After all was said and done, the film skated by with a box office of $209 million – far below Disney’s estimates. The critics tore the story apart, which hurt the movie pretty bad. Sales were made up a little when it went to DVD and Blu-Ray, but by then, the execs had decided to completely abandon the project.
Today, we know Fantasia to be an amazing movie, and it has a huge cult following. Unfortunately, that wasn’t always the case. When the movie was released in 1940, it was the most expensive film Disney had ever made. It cost over $2 million to make, which was a massive amount of money just before WWII started.
WWII played a huge role because people just weren’t going to the theaters. It didn’t matter that it wasn’t critically acclaimed or hailed as a “masterpiece.” People were either overseas fighting or working to support the troops. Today, it’s considered a success, but when was it released? One of the biggest flops Disney ever had.
Alice Through the Looking Glass (2016)
It really seemed like the Alice in Wonderland series could have been something, but then Disney got lazy. They just banked on the fact Johnny Depp, Helena Bonham Carter, and Tim Burton would bring in money and didn’t try as hard on the story. It was even nominated for Razzie awards!

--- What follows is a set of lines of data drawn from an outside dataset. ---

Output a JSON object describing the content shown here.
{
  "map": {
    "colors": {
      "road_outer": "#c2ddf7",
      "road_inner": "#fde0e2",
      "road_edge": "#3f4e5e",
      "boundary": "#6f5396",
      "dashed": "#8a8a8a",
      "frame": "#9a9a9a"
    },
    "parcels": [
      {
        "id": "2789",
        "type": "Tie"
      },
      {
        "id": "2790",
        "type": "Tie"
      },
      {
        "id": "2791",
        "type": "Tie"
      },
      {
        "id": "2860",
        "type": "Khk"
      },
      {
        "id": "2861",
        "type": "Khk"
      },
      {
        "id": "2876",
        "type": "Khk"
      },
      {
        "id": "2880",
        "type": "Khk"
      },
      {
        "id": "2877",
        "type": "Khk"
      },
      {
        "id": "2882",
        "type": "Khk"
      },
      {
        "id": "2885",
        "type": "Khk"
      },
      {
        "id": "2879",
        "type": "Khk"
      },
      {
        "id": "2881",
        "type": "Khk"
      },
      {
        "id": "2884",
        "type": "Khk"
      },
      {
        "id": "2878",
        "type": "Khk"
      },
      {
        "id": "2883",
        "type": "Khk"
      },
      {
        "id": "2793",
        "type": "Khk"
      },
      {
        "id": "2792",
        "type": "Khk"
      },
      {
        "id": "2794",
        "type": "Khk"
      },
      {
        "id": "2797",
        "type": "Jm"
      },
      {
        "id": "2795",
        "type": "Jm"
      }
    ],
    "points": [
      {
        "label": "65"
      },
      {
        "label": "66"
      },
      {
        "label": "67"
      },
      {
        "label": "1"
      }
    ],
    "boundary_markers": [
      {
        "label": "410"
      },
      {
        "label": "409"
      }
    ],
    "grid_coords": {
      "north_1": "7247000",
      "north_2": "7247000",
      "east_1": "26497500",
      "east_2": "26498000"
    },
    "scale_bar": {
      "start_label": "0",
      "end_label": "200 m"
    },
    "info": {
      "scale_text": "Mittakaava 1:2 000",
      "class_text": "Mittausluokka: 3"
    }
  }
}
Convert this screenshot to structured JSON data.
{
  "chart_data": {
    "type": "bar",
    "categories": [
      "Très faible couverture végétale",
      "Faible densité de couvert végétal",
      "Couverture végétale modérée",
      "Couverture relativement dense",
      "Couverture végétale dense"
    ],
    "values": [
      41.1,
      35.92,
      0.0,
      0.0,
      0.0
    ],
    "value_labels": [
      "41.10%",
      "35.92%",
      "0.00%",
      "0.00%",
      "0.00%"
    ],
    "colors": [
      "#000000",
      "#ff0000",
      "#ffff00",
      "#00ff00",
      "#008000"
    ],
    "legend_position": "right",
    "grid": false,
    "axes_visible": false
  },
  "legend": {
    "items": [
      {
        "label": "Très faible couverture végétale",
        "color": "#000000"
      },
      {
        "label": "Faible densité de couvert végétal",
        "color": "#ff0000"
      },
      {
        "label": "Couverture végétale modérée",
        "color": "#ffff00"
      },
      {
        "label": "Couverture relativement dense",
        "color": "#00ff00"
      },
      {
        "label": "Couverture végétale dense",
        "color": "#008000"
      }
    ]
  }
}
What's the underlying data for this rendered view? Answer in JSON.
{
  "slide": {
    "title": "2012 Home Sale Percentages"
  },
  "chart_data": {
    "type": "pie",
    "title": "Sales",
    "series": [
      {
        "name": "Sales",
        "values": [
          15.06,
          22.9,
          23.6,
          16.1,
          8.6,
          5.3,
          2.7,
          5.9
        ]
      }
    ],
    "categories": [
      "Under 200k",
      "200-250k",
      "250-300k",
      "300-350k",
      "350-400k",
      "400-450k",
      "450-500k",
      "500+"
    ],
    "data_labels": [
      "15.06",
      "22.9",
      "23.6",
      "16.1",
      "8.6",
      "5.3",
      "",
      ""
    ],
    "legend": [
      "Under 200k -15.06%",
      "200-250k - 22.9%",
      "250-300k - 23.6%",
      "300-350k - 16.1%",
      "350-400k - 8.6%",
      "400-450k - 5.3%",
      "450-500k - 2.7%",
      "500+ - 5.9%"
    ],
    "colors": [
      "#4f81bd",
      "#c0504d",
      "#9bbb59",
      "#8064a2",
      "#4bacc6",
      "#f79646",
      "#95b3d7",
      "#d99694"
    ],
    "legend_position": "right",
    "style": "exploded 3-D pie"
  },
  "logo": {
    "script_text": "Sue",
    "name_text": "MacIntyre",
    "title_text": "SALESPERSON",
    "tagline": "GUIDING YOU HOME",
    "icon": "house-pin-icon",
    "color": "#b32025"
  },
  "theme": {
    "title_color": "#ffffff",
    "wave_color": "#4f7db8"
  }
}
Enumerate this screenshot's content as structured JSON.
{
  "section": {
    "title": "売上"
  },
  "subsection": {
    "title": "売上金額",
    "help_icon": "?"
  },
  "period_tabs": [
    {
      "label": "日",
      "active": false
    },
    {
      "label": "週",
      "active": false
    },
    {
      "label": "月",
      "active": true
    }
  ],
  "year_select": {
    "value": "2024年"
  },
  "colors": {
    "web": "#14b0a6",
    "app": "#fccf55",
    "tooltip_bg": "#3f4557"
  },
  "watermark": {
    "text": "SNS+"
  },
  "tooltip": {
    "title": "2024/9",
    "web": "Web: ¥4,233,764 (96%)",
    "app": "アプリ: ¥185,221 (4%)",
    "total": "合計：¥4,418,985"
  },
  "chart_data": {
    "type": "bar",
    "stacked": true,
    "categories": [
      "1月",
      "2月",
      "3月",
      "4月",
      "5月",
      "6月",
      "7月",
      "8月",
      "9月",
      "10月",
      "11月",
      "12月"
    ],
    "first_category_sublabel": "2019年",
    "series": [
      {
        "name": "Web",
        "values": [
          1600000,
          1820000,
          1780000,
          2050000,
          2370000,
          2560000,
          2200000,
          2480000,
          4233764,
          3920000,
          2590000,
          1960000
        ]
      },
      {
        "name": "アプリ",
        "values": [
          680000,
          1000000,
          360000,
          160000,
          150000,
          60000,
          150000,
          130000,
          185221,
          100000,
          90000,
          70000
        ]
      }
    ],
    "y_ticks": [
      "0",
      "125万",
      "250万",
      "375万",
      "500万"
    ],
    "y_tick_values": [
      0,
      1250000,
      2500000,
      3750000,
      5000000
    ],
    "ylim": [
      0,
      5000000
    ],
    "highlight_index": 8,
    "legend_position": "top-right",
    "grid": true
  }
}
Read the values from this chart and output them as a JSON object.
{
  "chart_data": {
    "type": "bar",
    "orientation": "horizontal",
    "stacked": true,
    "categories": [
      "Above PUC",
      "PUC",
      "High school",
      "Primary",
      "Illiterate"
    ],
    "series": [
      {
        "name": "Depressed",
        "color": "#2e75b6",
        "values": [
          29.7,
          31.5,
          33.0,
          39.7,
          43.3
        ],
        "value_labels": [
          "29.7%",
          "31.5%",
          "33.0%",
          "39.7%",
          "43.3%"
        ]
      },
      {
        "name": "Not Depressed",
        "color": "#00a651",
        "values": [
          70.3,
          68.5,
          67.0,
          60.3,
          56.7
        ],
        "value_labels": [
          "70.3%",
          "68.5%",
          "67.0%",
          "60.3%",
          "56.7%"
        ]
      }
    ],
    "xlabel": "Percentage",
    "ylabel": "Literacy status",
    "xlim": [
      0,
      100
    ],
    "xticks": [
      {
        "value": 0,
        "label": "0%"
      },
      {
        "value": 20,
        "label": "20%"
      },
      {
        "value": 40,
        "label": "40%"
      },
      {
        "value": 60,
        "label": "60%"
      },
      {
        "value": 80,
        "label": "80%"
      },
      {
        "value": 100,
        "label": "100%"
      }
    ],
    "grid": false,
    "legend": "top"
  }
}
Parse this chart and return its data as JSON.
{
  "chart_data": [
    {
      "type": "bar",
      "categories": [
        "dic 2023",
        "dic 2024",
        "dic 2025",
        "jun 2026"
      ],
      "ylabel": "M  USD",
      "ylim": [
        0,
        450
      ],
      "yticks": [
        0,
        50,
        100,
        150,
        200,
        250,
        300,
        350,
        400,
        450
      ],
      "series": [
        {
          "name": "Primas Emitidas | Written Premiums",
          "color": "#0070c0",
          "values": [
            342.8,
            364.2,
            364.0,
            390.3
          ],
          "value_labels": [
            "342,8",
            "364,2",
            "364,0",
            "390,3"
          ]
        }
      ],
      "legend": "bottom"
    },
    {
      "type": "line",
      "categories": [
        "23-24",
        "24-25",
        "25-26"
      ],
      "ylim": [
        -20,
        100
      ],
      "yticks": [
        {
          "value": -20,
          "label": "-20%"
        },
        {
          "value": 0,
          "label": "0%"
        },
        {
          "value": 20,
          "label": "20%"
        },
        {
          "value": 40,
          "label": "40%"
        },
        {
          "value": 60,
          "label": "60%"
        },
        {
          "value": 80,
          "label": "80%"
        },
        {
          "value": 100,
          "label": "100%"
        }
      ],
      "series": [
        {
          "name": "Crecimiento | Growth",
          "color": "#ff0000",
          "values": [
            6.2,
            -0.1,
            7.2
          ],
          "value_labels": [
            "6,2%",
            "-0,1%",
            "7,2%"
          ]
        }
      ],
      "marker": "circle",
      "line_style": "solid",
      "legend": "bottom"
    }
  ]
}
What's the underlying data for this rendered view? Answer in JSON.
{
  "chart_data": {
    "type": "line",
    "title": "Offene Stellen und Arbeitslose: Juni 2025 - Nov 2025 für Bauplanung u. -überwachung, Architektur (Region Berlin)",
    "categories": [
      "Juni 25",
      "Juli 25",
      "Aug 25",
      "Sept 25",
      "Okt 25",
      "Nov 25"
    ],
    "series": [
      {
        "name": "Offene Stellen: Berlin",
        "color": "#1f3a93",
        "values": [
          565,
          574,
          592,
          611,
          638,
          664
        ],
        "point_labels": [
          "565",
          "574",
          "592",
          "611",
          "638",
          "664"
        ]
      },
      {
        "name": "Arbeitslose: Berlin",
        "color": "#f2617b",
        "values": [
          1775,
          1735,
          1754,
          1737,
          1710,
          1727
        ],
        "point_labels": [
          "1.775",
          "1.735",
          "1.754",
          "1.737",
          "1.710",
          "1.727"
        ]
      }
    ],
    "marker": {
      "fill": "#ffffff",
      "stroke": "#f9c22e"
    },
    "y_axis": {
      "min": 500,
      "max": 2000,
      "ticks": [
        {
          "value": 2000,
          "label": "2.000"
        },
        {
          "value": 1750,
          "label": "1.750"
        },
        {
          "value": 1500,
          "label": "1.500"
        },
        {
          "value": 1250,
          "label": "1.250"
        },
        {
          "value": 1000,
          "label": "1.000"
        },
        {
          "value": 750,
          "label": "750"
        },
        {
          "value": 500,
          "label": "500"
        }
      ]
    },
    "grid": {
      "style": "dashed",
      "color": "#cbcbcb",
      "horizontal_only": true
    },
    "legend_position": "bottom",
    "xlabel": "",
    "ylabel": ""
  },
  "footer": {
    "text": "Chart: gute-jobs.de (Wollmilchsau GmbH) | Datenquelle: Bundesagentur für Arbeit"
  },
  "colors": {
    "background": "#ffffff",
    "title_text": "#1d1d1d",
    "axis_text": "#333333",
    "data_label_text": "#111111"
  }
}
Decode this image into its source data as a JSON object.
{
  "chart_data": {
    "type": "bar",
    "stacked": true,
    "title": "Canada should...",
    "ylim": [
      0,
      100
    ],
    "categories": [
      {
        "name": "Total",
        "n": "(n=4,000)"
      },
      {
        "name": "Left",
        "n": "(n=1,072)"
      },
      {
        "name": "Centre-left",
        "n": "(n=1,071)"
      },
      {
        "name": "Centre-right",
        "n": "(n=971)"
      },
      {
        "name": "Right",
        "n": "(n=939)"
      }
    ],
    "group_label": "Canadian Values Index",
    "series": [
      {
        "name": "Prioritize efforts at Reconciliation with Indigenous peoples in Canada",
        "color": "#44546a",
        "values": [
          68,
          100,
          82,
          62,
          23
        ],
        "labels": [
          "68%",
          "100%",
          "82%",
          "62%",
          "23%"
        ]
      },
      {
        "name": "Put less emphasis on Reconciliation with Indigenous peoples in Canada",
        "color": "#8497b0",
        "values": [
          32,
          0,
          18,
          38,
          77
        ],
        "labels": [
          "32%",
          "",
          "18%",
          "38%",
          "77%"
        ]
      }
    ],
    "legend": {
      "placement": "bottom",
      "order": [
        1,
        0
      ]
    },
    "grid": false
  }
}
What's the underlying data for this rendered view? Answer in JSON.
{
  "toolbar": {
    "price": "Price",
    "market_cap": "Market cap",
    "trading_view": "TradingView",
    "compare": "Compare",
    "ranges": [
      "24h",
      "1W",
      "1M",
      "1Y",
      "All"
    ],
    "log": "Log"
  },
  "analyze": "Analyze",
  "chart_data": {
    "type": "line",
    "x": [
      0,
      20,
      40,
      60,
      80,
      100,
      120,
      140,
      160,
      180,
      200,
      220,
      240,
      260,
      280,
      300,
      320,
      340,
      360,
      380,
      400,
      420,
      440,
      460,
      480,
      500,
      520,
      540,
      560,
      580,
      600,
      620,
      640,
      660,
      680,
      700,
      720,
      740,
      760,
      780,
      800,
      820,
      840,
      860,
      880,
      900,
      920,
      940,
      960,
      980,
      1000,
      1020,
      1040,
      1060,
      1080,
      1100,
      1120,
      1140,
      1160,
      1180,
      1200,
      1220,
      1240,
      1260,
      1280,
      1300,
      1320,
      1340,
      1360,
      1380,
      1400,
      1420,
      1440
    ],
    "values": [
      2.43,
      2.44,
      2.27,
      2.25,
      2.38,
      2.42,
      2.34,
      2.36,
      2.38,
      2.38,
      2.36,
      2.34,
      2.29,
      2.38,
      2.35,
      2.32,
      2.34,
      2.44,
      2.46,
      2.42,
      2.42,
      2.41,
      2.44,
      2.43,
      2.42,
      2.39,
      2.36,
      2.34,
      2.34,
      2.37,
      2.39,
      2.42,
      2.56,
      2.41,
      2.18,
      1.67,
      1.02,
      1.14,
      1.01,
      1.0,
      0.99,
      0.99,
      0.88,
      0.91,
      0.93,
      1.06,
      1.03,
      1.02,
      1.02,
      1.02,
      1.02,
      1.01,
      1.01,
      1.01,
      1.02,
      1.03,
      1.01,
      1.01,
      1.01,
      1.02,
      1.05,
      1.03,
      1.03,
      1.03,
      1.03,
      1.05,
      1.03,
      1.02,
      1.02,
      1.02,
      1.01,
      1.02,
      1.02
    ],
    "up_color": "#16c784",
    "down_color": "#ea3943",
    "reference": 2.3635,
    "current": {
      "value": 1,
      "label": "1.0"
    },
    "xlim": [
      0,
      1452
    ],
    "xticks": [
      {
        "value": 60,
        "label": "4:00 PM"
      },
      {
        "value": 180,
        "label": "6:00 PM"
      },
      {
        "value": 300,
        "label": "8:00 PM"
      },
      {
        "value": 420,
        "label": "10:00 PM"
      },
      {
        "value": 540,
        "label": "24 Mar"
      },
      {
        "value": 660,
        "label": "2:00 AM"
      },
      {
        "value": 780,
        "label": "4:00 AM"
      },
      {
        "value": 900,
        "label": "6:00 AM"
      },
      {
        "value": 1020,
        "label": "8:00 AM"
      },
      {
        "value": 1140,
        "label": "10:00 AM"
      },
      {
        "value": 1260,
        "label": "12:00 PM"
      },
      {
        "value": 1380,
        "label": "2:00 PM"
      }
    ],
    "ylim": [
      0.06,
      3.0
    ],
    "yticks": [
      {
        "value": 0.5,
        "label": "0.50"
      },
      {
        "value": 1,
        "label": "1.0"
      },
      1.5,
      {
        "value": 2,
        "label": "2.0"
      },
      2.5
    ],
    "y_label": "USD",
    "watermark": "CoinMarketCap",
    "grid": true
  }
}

The film wasn’t cheap, either. The production budget was $170 million. Sadly, Disney won’t learn from this cash grab. They earned nearly $300 million from it, although they knew the Alice in Wonderland franchise was dead in the dirt. It’s a trick you can only pull on audiences once…at least per franchise.
John Carter (2012)
John Carter was a massive risk, and it wasn’t one that paid off. Critics panned it for not being original and the characters being dull. The film didn’t even catch audiences when the trailer was released. That’s when Disney knew something was up. They started a huge marketing campaign, but John Carter was a flop.
It cost a shocking $306 million to make but only brought in $284 million. While not many movies on this list cost people their jobs, this is one did. Rich Ross was the one that approved the film for production, and after its massive failure, he was forced to resign from his role as head of Walt Disney Studios.
The Black Cauldron (1985)
This film has a huge cult following today but in ’85? It was a flop. The Black Cauldron was the new film to take the title of “most expensive to make” thanks to a price tag of $44 million! Disney had high hopes until the box office numbers started rolling in. It made $21 million…worldwide. Definitely not a win.
The film came out the same year as The Care Bears Movie, which actually outperformed this (now) Disney classic. It was so bad, that it’s said The Black Cauldron almost killed Disney. That’s a pretty infamous reputation. It took over five years to produce, but it was all worth it in the end because we love it today.
The Alamo (2004)
Remember the Alamo…but not the movie. The movie was utterly terrible. We’re not going to touch on its historical accuracy of it. Today, it sits at a 29% Rotten Tomatoes score, which is pretty low for a Disney movie. Critics and audiences panned it for being “too conventional and un-involving to be memorable.”
After the opening weekend, it was a massive flop and was overshadowed by The Passion of the Christ. The film had a budget of $107 million, but the box office barely reached a quarter of that. It earned $25.8 million, making it one of Disney’s biggest flops in cinema history. Hopefully, they learned from this one.
Mars Needs Moms (2011)
Did you forget about this one? Disney probably hasn’t. They probably have it on their walls as what not to do. As soon as audiences got images of this movie, they knew that something was off. The animation style brought that Uncanny Valley feeling that runs a shiver down your spine.
Maybe it wouldn’t have been so bad if they used the classic style, but here we are. The film cost a massive $150 million budget and it returned $39 million. It was so awful that it caused Disney to ultimately shut down one of the production companies that helped make it, ImageMovers Digital.